Si la matinée a été enrichissante, être au contact des randonneurs et du troupeau a quelque chose d’incroyable. Dans les virages, on prend conscience de la marée humaine de marcheurs. On serait environ 400 selon les bénévoles, mais difficile d’obtenir un chiffre exact en ce premier jour.
On progresse à son rythme dans la foule. Certains veulent absolument être au plus près des brebis, d’autres considèrent ça plutôt comme une balade. Chacun y trouve son compte, finalement.
On reconnait des visages croisés le matin-même, on partage quelques mots avec ceux qui marchent à nos côtés. Il y a ceux qui sont du coin, ceux qui viennent d’à côté, des Normands qui viennent tous les ans. Il y a des familles, des couples, des amis. Et il y a des gens qui, comme moi, viennent vivre ce moment seul.
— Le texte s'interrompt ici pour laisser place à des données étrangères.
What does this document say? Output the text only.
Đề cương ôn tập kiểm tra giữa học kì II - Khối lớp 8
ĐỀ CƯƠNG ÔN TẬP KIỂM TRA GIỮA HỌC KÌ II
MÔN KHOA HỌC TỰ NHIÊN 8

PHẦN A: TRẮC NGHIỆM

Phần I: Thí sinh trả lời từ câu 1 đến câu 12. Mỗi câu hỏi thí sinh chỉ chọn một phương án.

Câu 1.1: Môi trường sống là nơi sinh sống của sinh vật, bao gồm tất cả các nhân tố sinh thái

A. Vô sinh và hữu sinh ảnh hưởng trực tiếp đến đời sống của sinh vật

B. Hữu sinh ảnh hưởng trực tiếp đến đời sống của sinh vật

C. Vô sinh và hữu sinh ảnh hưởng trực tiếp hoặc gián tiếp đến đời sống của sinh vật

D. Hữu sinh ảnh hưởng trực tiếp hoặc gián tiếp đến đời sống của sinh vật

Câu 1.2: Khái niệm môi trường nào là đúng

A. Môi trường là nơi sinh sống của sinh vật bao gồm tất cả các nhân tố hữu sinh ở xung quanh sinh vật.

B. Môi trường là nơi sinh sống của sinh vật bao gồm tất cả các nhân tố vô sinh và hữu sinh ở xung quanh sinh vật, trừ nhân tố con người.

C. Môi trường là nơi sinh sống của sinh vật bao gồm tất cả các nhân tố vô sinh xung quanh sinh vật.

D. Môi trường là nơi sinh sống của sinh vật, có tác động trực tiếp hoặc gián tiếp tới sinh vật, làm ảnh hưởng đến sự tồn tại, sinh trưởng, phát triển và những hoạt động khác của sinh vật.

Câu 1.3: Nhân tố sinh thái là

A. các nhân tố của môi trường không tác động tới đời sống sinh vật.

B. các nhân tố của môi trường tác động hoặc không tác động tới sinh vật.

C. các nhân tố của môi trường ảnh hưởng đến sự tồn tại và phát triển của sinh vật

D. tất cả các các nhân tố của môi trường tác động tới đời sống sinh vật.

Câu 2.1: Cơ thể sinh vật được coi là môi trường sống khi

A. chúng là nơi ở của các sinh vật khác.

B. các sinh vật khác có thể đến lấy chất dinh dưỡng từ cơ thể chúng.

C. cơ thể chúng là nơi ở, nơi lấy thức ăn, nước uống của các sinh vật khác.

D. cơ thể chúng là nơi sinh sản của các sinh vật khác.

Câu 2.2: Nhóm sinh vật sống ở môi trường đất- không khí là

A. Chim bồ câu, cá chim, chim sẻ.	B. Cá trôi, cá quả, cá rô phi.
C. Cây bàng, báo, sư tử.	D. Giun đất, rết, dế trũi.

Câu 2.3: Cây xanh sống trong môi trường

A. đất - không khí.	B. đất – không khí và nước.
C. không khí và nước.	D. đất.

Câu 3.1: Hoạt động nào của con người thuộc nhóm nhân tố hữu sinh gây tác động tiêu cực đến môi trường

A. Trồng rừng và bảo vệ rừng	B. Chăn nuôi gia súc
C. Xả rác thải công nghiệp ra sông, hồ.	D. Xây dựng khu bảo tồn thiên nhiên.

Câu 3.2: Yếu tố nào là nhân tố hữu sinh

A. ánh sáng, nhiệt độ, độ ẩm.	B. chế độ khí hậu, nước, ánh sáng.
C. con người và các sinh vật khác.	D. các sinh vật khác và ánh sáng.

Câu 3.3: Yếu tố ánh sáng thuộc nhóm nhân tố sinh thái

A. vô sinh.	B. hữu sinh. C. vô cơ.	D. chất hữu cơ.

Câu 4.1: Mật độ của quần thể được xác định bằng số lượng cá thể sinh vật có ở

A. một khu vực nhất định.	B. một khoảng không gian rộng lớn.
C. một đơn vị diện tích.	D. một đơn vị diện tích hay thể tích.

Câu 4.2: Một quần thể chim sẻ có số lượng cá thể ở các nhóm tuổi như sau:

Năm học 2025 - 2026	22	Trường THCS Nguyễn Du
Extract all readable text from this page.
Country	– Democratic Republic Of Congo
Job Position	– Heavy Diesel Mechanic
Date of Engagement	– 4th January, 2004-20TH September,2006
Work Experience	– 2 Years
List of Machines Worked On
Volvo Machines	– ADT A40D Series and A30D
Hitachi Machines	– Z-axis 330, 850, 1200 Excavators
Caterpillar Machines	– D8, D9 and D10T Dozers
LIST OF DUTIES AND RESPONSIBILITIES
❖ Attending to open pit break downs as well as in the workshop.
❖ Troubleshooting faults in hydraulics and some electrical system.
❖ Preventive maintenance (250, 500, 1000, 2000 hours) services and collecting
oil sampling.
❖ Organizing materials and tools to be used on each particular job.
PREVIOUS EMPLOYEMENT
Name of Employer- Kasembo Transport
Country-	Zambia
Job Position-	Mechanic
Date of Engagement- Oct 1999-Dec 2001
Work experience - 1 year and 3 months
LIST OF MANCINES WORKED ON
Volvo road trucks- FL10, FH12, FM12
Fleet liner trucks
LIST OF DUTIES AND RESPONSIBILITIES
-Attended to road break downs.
Devant moi, j’entends un aveu « J’ai du mal à parler aux personnes que je ne connais pas. On aura presque fait tout le parcours, ensemble, finalement. ». C’est aussi ça la Transhumance. Venir seul et marcher les 16 kilomètres aux côtés d’un(e) inconnu(e). Le dialogue est facile, on échange quelques mots en passant. Quand quelqu’un perd un foulard, le mot part du bout du peloton et remonte jusqu’à devant. Les générations se télescopent. À ma droite, un monsieur de 80 ans marche depuis le matin, sous les yeux admiratifs des jeunes bénévoles qui sont à son niveau. Ils discutent du sens de la vie, et se quittent en se souhaitant bon courage pour l’avenir.
Au détour de quelques paroles, je perçois alors toute la beauté et l’importance du moment que je suis en train de vivre. J’ai l’impression soudaine que la Transhumance est bien plus qu’une fête champêtre. C’est un véritable moment de partage, de convivialité et de rencontres.
On arrive bien trop vite aux abords de Séniergues. C’est la ligne d’arrivée de cette première journée. Ça y est, on vient de parcourir 16 kilomètres.
Quand, quelques minutes plus tard, je grimpe dans la navette qui me ramènera à Rocamadour, la foule s’est déjà un peu étiolée et les animaux sont en train de se reposer. On démarre et je laisse derrière moi un petit groupe de personnes, de brebis et d’ânes, qui continueront leur chemin dès le lendemain matin.
Et peut-être que l’année prochaine, je reviendrai faire une étape, deux, ou toutes, pour vivre encore plus intensément la folle aventure de la Transhumance.